Research warns against the common tendency for a corporate responsibility initiative to reflect a pet interest of the founder, an executive, or employees, rather than drawing on the use of a company’s signature strengths. The organization might also follow the trends of current prevailing political or social issues, thus having limited (and sometimes even negative) social impact. Instead, virtuous organizations zealously consider the value they can create when they combine their signature strengths with a currently unmet need in their community or society. By aligning signature strengths with a strategic social need, there is ample evidence that demonstrates a business can create both social and financial value.
In order for a virtuous organization to mobilize their signature strengths for full value creation (social and financial), it must first identify its competencies. In order to deliver unique value, companies identify, hone, and even perfect core competencies. Then they integrate these competencies into their core activities to generate that unique value. A framework for a rigorous review of company core competencies may start by looking at company purpose, principles, process, and people. Companies may also consider their resources, products, priorities, and partnerships among their signature strengths.
Purpose. An organization’s statement of purpose, or mission statement, may be its signature strength to the extent they align all activities to that purpose.

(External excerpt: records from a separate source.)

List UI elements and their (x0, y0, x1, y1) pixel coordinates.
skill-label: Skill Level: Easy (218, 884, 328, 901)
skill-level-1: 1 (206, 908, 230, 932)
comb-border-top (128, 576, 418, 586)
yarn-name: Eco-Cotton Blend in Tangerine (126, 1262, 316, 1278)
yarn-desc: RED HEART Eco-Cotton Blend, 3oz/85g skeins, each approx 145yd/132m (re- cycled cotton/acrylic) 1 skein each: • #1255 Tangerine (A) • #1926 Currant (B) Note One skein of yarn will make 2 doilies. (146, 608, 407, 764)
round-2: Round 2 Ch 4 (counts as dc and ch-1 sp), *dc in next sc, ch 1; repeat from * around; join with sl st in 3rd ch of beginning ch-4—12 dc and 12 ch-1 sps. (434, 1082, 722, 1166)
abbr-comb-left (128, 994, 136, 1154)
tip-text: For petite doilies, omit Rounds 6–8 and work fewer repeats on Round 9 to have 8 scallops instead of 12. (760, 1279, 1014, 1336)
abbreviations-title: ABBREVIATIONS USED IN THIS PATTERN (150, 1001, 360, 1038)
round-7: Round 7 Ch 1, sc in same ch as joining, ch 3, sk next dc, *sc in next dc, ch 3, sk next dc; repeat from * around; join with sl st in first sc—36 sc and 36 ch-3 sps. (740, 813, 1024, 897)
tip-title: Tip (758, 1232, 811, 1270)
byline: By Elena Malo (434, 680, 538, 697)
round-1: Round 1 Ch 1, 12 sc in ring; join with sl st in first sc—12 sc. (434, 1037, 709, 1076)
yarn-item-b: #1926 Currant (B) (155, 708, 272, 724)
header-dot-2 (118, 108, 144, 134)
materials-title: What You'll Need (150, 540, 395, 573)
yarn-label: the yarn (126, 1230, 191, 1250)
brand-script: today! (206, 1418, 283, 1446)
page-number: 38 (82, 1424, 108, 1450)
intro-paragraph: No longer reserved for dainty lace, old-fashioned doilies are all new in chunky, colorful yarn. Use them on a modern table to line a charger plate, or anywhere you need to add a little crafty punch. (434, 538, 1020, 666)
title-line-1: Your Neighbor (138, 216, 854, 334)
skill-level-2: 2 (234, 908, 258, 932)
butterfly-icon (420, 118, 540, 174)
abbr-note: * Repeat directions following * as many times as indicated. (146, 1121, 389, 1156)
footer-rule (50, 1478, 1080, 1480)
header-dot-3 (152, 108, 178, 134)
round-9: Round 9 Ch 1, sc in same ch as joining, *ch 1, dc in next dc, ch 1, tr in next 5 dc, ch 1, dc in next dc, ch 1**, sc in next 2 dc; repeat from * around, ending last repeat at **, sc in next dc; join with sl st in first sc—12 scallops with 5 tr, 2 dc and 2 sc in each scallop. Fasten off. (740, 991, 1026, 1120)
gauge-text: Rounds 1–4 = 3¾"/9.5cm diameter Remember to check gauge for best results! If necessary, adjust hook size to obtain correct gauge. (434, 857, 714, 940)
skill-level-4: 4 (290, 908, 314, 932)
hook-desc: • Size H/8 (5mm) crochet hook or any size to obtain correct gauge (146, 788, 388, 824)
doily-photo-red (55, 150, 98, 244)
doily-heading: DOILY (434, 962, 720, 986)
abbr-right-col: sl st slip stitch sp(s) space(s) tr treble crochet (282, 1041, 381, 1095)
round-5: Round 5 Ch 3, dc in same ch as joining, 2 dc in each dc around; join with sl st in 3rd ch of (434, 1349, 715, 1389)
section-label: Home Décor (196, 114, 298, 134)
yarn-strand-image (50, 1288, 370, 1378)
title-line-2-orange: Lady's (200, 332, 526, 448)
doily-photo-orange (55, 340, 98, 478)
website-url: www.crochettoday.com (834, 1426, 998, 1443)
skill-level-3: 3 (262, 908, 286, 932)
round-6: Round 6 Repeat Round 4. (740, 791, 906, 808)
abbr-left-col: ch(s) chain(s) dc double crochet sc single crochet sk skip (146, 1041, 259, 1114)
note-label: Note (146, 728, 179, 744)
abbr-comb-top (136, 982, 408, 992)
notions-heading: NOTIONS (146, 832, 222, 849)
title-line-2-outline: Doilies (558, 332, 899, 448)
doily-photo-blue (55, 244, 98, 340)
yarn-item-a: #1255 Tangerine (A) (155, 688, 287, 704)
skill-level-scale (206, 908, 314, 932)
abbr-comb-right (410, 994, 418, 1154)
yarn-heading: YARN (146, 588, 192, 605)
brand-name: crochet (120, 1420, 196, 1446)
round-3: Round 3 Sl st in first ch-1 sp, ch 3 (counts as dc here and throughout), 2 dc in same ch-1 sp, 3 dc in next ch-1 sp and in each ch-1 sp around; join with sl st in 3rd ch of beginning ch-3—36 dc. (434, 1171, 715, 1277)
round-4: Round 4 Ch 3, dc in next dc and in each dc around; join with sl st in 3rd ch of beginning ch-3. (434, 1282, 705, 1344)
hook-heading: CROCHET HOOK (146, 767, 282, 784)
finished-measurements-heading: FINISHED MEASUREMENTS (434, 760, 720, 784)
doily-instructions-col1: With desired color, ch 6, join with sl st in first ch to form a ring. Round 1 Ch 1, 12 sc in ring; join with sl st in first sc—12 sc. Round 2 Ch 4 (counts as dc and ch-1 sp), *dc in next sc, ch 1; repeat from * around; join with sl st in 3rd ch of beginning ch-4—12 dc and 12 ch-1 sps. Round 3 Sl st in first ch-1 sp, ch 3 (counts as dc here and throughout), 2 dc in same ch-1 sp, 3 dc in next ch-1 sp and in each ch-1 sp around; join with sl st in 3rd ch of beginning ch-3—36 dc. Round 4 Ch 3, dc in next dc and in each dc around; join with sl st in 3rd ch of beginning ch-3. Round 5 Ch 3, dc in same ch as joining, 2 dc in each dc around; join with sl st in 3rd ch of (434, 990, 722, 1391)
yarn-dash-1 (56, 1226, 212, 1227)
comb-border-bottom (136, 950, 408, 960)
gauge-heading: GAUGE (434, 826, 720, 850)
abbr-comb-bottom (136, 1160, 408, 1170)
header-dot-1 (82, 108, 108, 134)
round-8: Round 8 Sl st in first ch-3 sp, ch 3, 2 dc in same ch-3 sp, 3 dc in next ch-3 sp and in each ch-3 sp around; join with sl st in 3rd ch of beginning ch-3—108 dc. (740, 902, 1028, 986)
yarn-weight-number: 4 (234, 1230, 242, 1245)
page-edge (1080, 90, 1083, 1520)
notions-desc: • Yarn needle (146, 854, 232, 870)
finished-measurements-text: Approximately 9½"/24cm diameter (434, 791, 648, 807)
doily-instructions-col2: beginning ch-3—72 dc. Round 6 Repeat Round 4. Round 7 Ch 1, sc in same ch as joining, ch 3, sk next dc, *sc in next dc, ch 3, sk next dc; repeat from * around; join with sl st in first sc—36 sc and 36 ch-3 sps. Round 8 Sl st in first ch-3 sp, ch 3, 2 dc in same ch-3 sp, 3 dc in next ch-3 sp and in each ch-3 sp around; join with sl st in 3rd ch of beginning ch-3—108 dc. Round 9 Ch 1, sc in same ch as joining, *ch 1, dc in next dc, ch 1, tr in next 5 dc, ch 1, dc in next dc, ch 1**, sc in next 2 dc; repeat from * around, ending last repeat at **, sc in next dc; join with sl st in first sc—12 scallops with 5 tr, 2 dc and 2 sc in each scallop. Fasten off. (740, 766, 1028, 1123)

The opportunity of a virtuous organization is to connect any statement of strategic intent that defines a company and its markets to its clear deep purpose (why the company does what it does) and core competencies (how an organization does what it does) for significant and sustainable impact.
Principles. Whether a business provides a product or a service, there are values and principles that, when applied, bring an organization closer to the process and product desired. An organization whose principles are clearly communicated and implemented may consider those principles to be its signature strength, or its way of adding unique value. For example, a company deeply committed to the principle of preserving the environment may give employees certain days off to engage in organized environmental conservation or regeneration activities.
Process. Another organizational signature strength may be a company’s processes, including processes like governing by council or a unique assembly or distribution line. In a unique combination of culture, core competencies, and end product or services, organizations tend to develop formal rules and processes that are most likely to yield the most value creation. Once refined, these unique processes can be used in a variety of situations and contexts.
People. Organizational core competencies and employee competencies are different. But one of the most unique assets of a firm is its workforce. A company’s work-force develops a knowledge set and culture that is incredibly difficult to replicate. The signature strength of an organization may be how it invests in the development of its employees, knowing this is part of what will make them more valuable in the long term.
As virtuous organizations identify and utilize core competencies to create more value for all, there is a deeper understanding among stakeholders of the potency of organizational alignment, including among those overseeing resource allocation. When a company communicates its core competencies well, it feeds a culture of innovation, particularly when met with resources. New markets can be invented, emerging opportunities are quickly met, and stakeholders will be delighted by needs being met that they didn’t even know existed. When prioritized, these company initiatives are folded into the core business as sustainable, and they widen the ways in which the company uses its signature strength.
There is an open flow culture among organizations who view themselves as a “portfolio” of core competencies that can and will be shared to increase value. It encourages effective work across organizational boundaries, sharing of resources, and long-term thinking. Virtuous organizations actively identify and invest in next-generation core competencies that are strategically aligned with the value they can bring to all stakeholders and the broader community.